Wiemy o nas tylko my. Czyli ja i Rafe.
– Możesz poprowadzić? Muszę przejrzeć mail ze zmianami w zamówieniu. – kiwam głową poprawiając swoją opaskę na włosach i czuję motyle kiedy Rafe kładzie mi dłoń na głowie, a następnie całuje mnie w czoło wręczając kluczki od jego samochodu. – Obchodź się z nim jak z dzieckiem. Jak z dzieckiem Mary. – przewracam oczami biorąc kluczki w dłoń, a następnie otwieram bagażnik żeby chłopak mógł włożyć do niego zakupy. Siadam na miejscu kierowcy, odpalam silnik i ruszam z parkingu cały czas czując na sobie baczne spojrzenie Rafe'a.

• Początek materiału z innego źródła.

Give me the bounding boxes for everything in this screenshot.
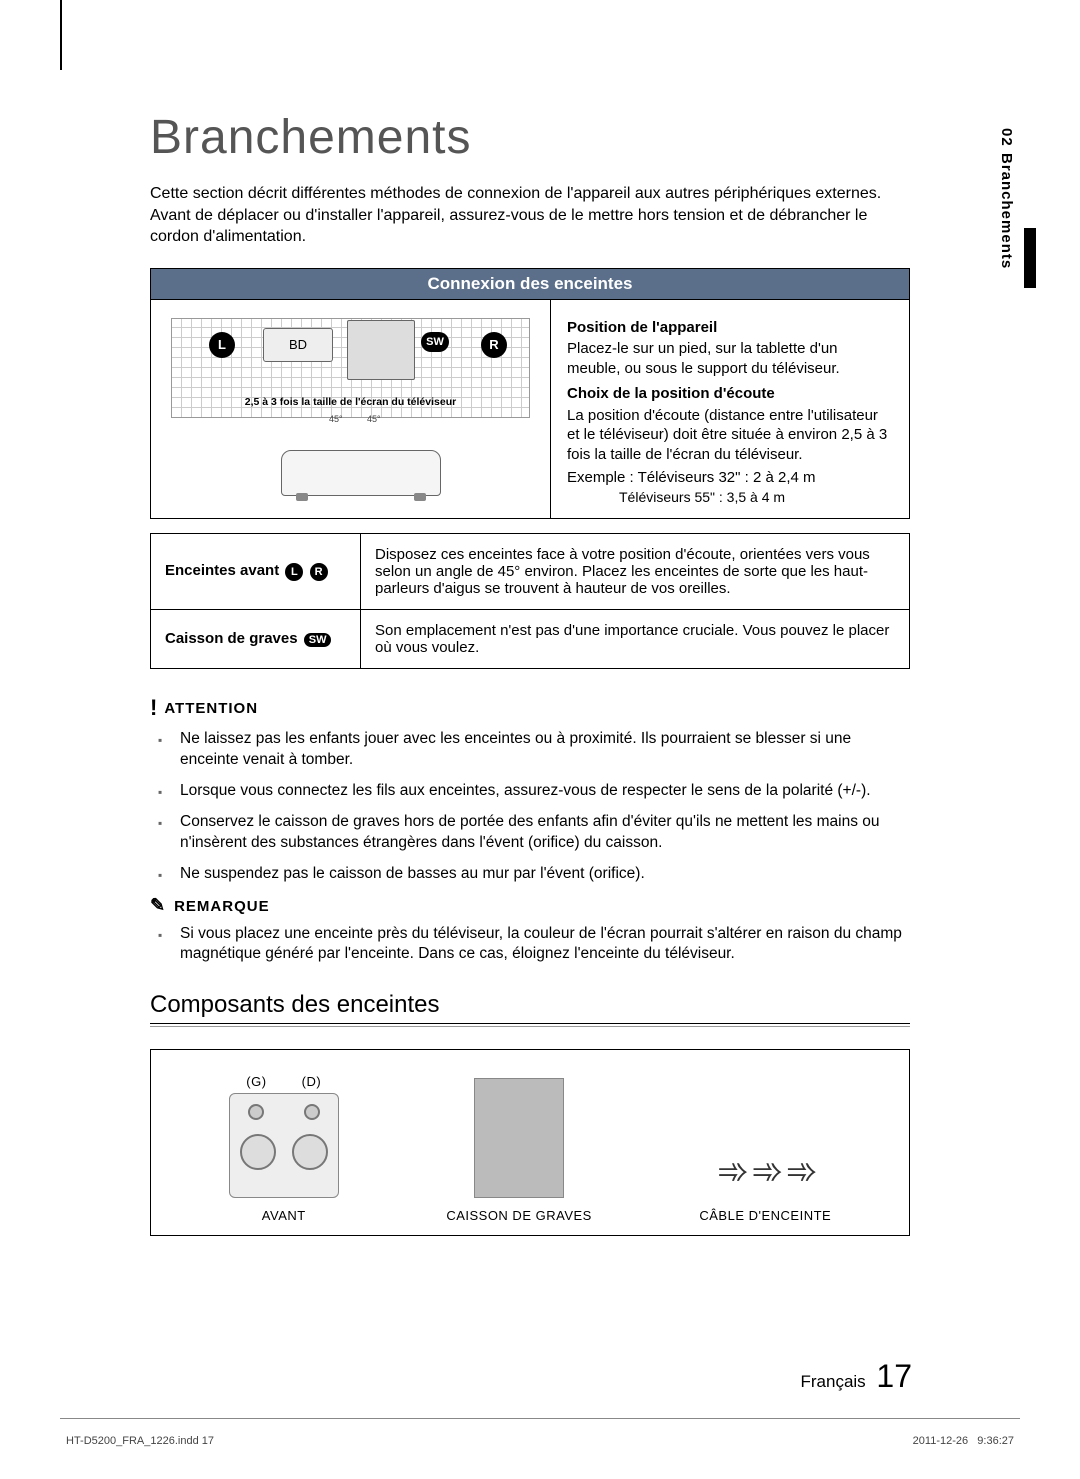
speaker-l-icon: L	[209, 332, 235, 358]
sub-label: CAISSON DE GRAVES	[446, 1208, 592, 1223]
intro-paragraph: Cette section décrit différentes méthode…	[150, 183, 910, 248]
crop-tick	[60, 0, 62, 70]
table-row: Enceintes avant L R Disposez ces enceint…	[151, 533, 910, 609]
diagram-caption: 2,5 à 3 fois la taille de l'écran du tél…	[161, 396, 540, 408]
remark-head-text: REMARQUE	[174, 898, 270, 915]
speaker-r-icon: R	[481, 332, 507, 358]
crop-line	[60, 1418, 1020, 1419]
front-d-label: (D)	[302, 1074, 322, 1089]
list-item: Lorsque vous connectez les fils aux ence…	[180, 781, 910, 802]
content-area: Branchements Cette section décrit différ…	[150, 30, 910, 1236]
side-tab-chapter-num: 02	[998, 128, 1015, 147]
side-tab: 02 Branchements	[998, 128, 1024, 578]
attention-head-text: ATTENTION	[164, 700, 258, 717]
front-speakers-icon	[229, 1093, 339, 1198]
remark-heading: ✎ REMARQUE	[150, 895, 910, 916]
speaker-table: Enceintes avant L R Disposez ces enceint…	[150, 533, 910, 669]
row2-label-cell: Caisson de graves SW	[151, 609, 361, 668]
components-box: (G) (D) AVANT CAISSON DE GRAVES ➾ ➾ ➾ CÂ…	[150, 1049, 910, 1236]
note-icon: ✎	[150, 895, 166, 915]
front-label: AVANT	[229, 1208, 339, 1223]
meta-datetime: 2011-12-26 9:36:27	[913, 1435, 1014, 1447]
example-line2: Téléviseurs 55" : 3,5 à 4 m	[619, 488, 893, 506]
remark-list: Si vous placez une enceinte près du télé…	[150, 924, 910, 966]
speaker-sw-icon: SW	[421, 332, 449, 352]
cable-icon: ➾ ➾ ➾	[699, 1149, 831, 1194]
row1-label: Enceintes avant	[165, 562, 279, 579]
position-heading: Position de l'appareil	[567, 318, 893, 338]
meta-date: 2011-12-26	[913, 1435, 968, 1447]
list-item: Conservez le caisson de graves hors de p…	[180, 812, 910, 854]
row1-body: Disposez ces enceintes face à votre posi…	[361, 533, 910, 609]
rule	[150, 1023, 910, 1024]
meta-time: 9:36:27	[977, 1435, 1014, 1447]
components-title: Composants des enceintes	[150, 991, 910, 1019]
side-tab-chapter-name: Branchements	[998, 153, 1015, 269]
rule-light	[150, 1026, 910, 1027]
list-item: Si vous placez une enceinte près du télé…	[180, 924, 910, 966]
table-row: Caisson de graves SW Son emplacement n'e…	[151, 609, 910, 668]
listen-body: La position d'écoute (distance entre l'u…	[567, 406, 893, 465]
angle-left: 45°	[329, 414, 343, 424]
subwoofer-box	[347, 320, 415, 380]
component-front: (G) (D) AVANT	[229, 1074, 339, 1223]
sw-icon: SW	[304, 633, 332, 647]
connection-box: L BD SW R 2,5 à 3 fois la taille de l'éc…	[150, 299, 910, 519]
connection-text: Position de l'appareil Placez-le sur un …	[551, 300, 909, 518]
listen-heading: Choix de la position d'écoute	[567, 384, 893, 404]
list-item: Ne suspendez pas le caisson de basses au…	[180, 864, 910, 885]
attention-list: Ne laissez pas les enfants jouer avec le…	[150, 729, 910, 885]
angle-right: 45°	[367, 414, 381, 424]
footer-page: 17	[876, 1358, 912, 1394]
component-subwoofer: CAISSON DE GRAVES	[446, 1078, 592, 1223]
section-bar: Connexion des enceintes	[150, 268, 910, 299]
attention-block: ! ATTENTION Ne laissez pas les enfants jo…	[150, 695, 910, 965]
manual-page: 02 Branchements Branchements Cette secti…	[0, 0, 1080, 1479]
side-tab-black	[1024, 228, 1036, 288]
r-icon: R	[310, 563, 328, 581]
meta-file: HT-D5200_FRA_1226.indd 17	[66, 1435, 214, 1447]
sofa-icon	[281, 450, 441, 496]
bd-box: BD	[263, 328, 333, 362]
row2-body: Son emplacement n'est pas d'une importan…	[361, 609, 910, 668]
attention-heading: ! ATTENTION	[150, 695, 910, 721]
row2-label: Caisson de graves	[165, 630, 298, 647]
page-title: Branchements	[150, 110, 910, 165]
component-cable: ➾ ➾ ➾ CÂBLE D'ENCEINTE	[699, 1149, 831, 1223]
row1-label-cell: Enceintes avant L R	[151, 533, 361, 609]
subwoofer-icon	[474, 1078, 564, 1198]
list-item: Ne laissez pas les enfants jouer avec le…	[180, 729, 910, 771]
exclamation-icon: !	[150, 695, 158, 720]
example-line1: Exemple : Téléviseurs 32" : 2 à 2,4 m	[567, 468, 893, 488]
footer-lang: Français	[800, 1372, 865, 1391]
l-icon: L	[285, 563, 303, 581]
connection-diagram: L BD SW R 2,5 à 3 fois la taille de l'éc…	[151, 300, 551, 518]
page-footer: Français 17	[800, 1358, 912, 1395]
position-body: Placez-le sur un pied, sur la tablette d…	[567, 339, 893, 378]
cable-label: CÂBLE D'ENCEINTE	[699, 1208, 831, 1223]
front-g-label: (G)	[246, 1074, 266, 1089]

– Jeśli dalej będziesz się tak na mnie patrzył wysiądę i sam będziesz prowadzić.
– Po prostu omijaj dziury i jedź ostrożnie. – mówi chłopak, ale nie zwracam uwagi na jego słowa. Skupiam się na drodze. Rafe wymyślił dla nas weekend na sąsiadującej wyspie, wynajął nawet uroczy domek choć dla mnie to urocza willa, ale cokolwiek, żebyśmy mogli spędzić razem czas. Okłamanie Płotek, wujka i Rose, a nawet Wheezie było tak ogromnym wyzwaniem, które do dzisiejszego poranka spędzało mi sen z powiek.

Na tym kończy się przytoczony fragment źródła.